Defining and setting overseas students' numbers by way of a ministerial direction, is proving to be a flawed policy which has also led to a spate of protection visa applications from overseas students which can not only take years to progress through the legal system, but also places further pressure on the system by providing more reasons to refuse - it creates a vicious cycle.
What Australians may not know is that student visa refusals cost the taxpayer tens of millions in dollars, especially when increasing numbers of applications end up going to the Administrative Review Tribunal (ART).
Many of these refusals are overturned and the applicant gets to continue their studies, but others decide not to incur expensive legal fees fighting a case in the ART and return to their own country.
This helps the government to reduce immigration numbers, but it's hardly an efficient or fair method of regulating numbers - particularly where the initial fee for a student visa is the world's most expensive, at $1600.
What we need now is certainty about the future direction of international education, and student visa numbers.
We need to know what a returned Labor government plans to do, and if they will fully implement their Migration Strategy, as they promised at the start of their tenure.
At present when it comes to an offshore strategy, education agents are telling prospective students there is no certainty nor is there a plan.
Places for the points tested skilled migration program have been reduced so drastically, that what is currently in place is akin to a lottery system.
From the Coalition we need more realistic immigration targets that acknowledge the reality of our skills shortage and economic importance of the international education sector.
The current pledge from a Coalition government to reduce permanent migration by 25 per cent to 140,000 for two years is unsustainable, economically risky, and unachievable.
We'd like to see the next government pledge to introduce self-regulation of said education agents and to ensure there are clear barriers to entry for shonky education providers who bring nothing but disrepute to the industry.

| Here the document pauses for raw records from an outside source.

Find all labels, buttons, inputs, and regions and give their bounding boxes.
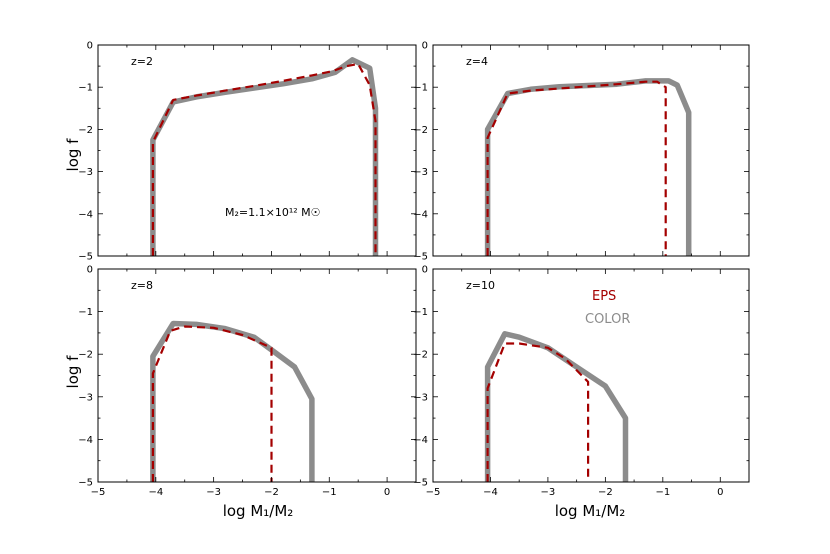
x-tick-label: −1 xyxy=(322,487,337,498)
y-tick-label: 0 xyxy=(422,265,428,276)
x-tick-label: −4 xyxy=(483,487,498,498)
x-axis-title-right: log M₁/M₂ xyxy=(555,502,626,520)
y-tick-label: −2 xyxy=(413,125,428,136)
y-tick-label: −2 xyxy=(413,350,428,361)
x-tick-label: −3 xyxy=(206,487,221,498)
y-tick-label: 0 xyxy=(422,41,428,52)
y-tick-label: −1 xyxy=(78,83,93,94)
legend-color: COLOR xyxy=(585,312,630,327)
panel-4: −5 −4 −3 −2 −1 0 −5 −4 −3 −2 −1 0 z=10 xyxy=(413,265,750,498)
x-tick-label: 0 xyxy=(717,487,723,498)
panel-label: z=10 xyxy=(466,279,495,292)
x-tick-label: −5 xyxy=(91,487,106,498)
plot-frame xyxy=(97,268,417,483)
series-color-line xyxy=(150,57,379,256)
series-color-line xyxy=(484,331,629,482)
panel-2: −5 −4 −3 −2 −1 0 z=4 xyxy=(413,41,750,263)
y-tick-label: −5 xyxy=(413,252,428,263)
y-tick-label: −1 xyxy=(413,307,428,318)
y-tick-label: −2 xyxy=(78,350,93,361)
y-tick-label: 0 xyxy=(87,41,93,52)
panel-1: −5 −4 −3 −2 −1 0 z=2 xyxy=(78,41,417,263)
y-tick-label: −2 xyxy=(78,125,93,136)
mass-annotation: M₂=1.1×10¹² M☉ xyxy=(225,206,321,219)
x-tick-label: −3 xyxy=(541,487,556,498)
y-tick-label: −1 xyxy=(78,307,93,318)
series-color-line xyxy=(150,320,315,482)
x-tick-label: −1 xyxy=(655,487,670,498)
panel-label: z=8 xyxy=(131,279,153,292)
x-tick-label: −4 xyxy=(148,487,163,498)
y-tick-label: −4 xyxy=(413,435,428,446)
y-tick-label: −1 xyxy=(413,83,428,94)
x-axis-title-left: log M₁/M₂ xyxy=(223,502,294,520)
series-eps-line xyxy=(486,342,590,482)
y-tick-label: −3 xyxy=(413,167,428,178)
series-eps-line xyxy=(486,80,667,256)
panel-3: −5 −4 −3 −2 −1 0 −5 −4 −3 −2 −1 0 z=8 xyxy=(78,265,417,498)
y-tick-label: −4 xyxy=(78,435,93,446)
y-tick-label: −5 xyxy=(413,478,428,489)
x-tick-label: −5 xyxy=(426,487,441,498)
y-tick-label: −3 xyxy=(78,167,93,178)
x-tick-label: −2 xyxy=(598,487,613,498)
panel-label: z=4 xyxy=(466,55,488,68)
y-tick-label: −3 xyxy=(78,392,93,403)
y-tick-label: −5 xyxy=(78,478,93,489)
y-tick-label: 0 xyxy=(87,265,93,276)
y-axis-title-bottom: log f xyxy=(64,355,82,389)
x-tick-label: 0 xyxy=(384,487,390,498)
series-eps-line xyxy=(151,62,377,256)
x-tick-label: −2 xyxy=(264,487,279,498)
series-color-line xyxy=(484,78,692,256)
plot-frame xyxy=(432,44,750,257)
y-tick-label: −5 xyxy=(78,252,93,263)
y-tick-label: −4 xyxy=(413,209,428,220)
panel-label: z=2 xyxy=(131,55,153,68)
legend-eps: EPS xyxy=(592,289,616,304)
y-tick-label: −3 xyxy=(413,392,428,403)
y-tick-label: −4 xyxy=(78,209,93,220)
series-eps-line xyxy=(151,325,273,482)
y-axis-title-top: log f xyxy=(64,138,82,172)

Ultimately, further consultation is required with all areas of the international education sector, and we need clear, realistic and transparent solutions.
We need concrete plans and policy that won't be changed constantly in an ad hoc, reactionary fashion.

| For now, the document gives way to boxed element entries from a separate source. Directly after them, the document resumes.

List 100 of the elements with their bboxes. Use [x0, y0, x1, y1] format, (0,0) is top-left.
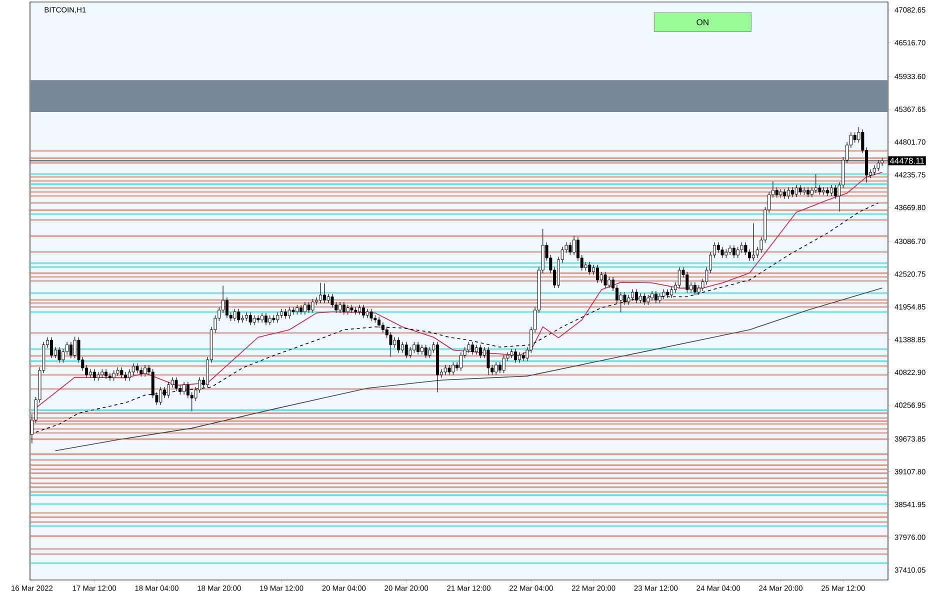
candlestick: [136, 363, 139, 374]
candlestick: [662, 288, 666, 300]
candlestick: [378, 316, 381, 328]
candlestick: [319, 282, 322, 304]
candlestick: [740, 242, 744, 254]
candlestick: [362, 304, 365, 318]
candlestick: [634, 288, 638, 304]
candlestick: [510, 348, 514, 358]
candlestick: [311, 298, 314, 314]
candlestick: [307, 302, 310, 314]
candlestick: [252, 314, 256, 326]
candlestick: [623, 292, 626, 306]
candlestick: [69, 342, 72, 358]
candlestick: [397, 336, 400, 354]
candlestick: [330, 294, 334, 308]
candlestick: [104, 368, 108, 380]
candlestick: [736, 246, 740, 258]
candlestick: [182, 382, 186, 395]
candlestick: [424, 344, 428, 358]
annotation: ON: [696, 19, 708, 26]
candlestick: [638, 292, 642, 304]
candlestick: [159, 386, 162, 406]
candlestick: [697, 284, 700, 296]
candlestick: [686, 272, 689, 293]
candlestick: [720, 246, 724, 258]
candlestick: [284, 308, 287, 320]
candlestick: [627, 294, 630, 306]
candlestick: [514, 348, 518, 364]
candlestick: [140, 367, 143, 377]
candlestick: [790, 186, 794, 198]
candlestick: [416, 342, 420, 355]
candlestick: [588, 262, 592, 276]
candlestick: [338, 302, 342, 314]
candlestick: [810, 186, 814, 198]
candlestick: [108, 372, 112, 381]
candlestick: [233, 308, 236, 322]
candlestick: [826, 186, 830, 196]
candlestick: [794, 184, 798, 198]
candlestick: [186, 382, 190, 398]
candlestick: [467, 342, 470, 354]
candlestick: [459, 352, 462, 372]
candlestick: [393, 336, 396, 348]
candlestick: [608, 276, 611, 288]
candlestick: [151, 368, 154, 398]
candlestick: [798, 184, 802, 196]
candlestick: [818, 184, 822, 196]
candlestick: [296, 304, 299, 315]
candlestick: [370, 308, 373, 322]
candlestick: [166, 382, 170, 398]
candlestick: [853, 132, 856, 144]
candlestick: [572, 236, 576, 256]
candlestick: [303, 302, 306, 315]
candlestick: [752, 222, 755, 262]
candlestick: [670, 286, 674, 298]
candlestick: [748, 248, 752, 262]
candlestick: [830, 184, 833, 196]
candlestick: [276, 312, 280, 324]
candlestick: [241, 314, 244, 324]
candlestick: [144, 364, 147, 377]
candlestick: [88, 368, 92, 378]
candlestick: [619, 292, 622, 313]
candlestick: [604, 272, 607, 288]
candlestick: [787, 186, 790, 200]
candlestick: [326, 294, 330, 304]
candlestick: [300, 304, 303, 315]
candlestick: [58, 346, 61, 364]
candlestick: [346, 304, 350, 315]
candlestick: [631, 288, 634, 302]
ref-line-label: 44478.11: [890, 158, 924, 164]
candlestick: [444, 364, 447, 376]
candlestick: [646, 294, 650, 306]
line-series: [54, 288, 883, 452]
candlestick: [744, 242, 748, 256]
candlestick: [342, 302, 346, 315]
candlestick: [783, 188, 786, 200]
candlestick: [288, 306, 291, 320]
candlestick: [400, 342, 404, 354]
candlestick: [264, 312, 268, 326]
candlestick: [389, 332, 392, 358]
candlestick: [478, 344, 482, 358]
candlestick: [806, 186, 810, 198]
candlestick: [50, 336, 53, 358]
candlestick: [124, 372, 128, 381]
candlestick: [163, 386, 166, 398]
candlestick: [872, 164, 876, 176]
candlestick: [381, 322, 384, 333]
candlestick: [471, 342, 474, 355]
candlestick: [322, 283, 326, 304]
candlestick: [404, 342, 408, 358]
candlestick: [112, 370, 116, 381]
candlestick: [73, 336, 76, 358]
candlestick: [642, 292, 646, 306]
candlestick: [654, 290, 658, 304]
candlestick: [728, 244, 732, 256]
candlestick: [568, 242, 572, 256]
candlestick: [475, 344, 478, 355]
candlestick: [775, 186, 778, 198]
candlestick: [237, 308, 240, 324]
candlestick: [358, 304, 362, 315]
candlestick: [428, 346, 432, 358]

Rather, we need a government that will set realistic goals for education agents to help them recruit students for Australia.
But these solutions can only be reached when government consults with those who are working at the coalface.
Then, we can truly find the middle path that Australia urgently needs to take, which will help to re-establish our reputation as a global education destination of choice and ensure the long-term viability of the sector.
- Melanie Macfarlane is the executive director of the International Student Education Agents Association.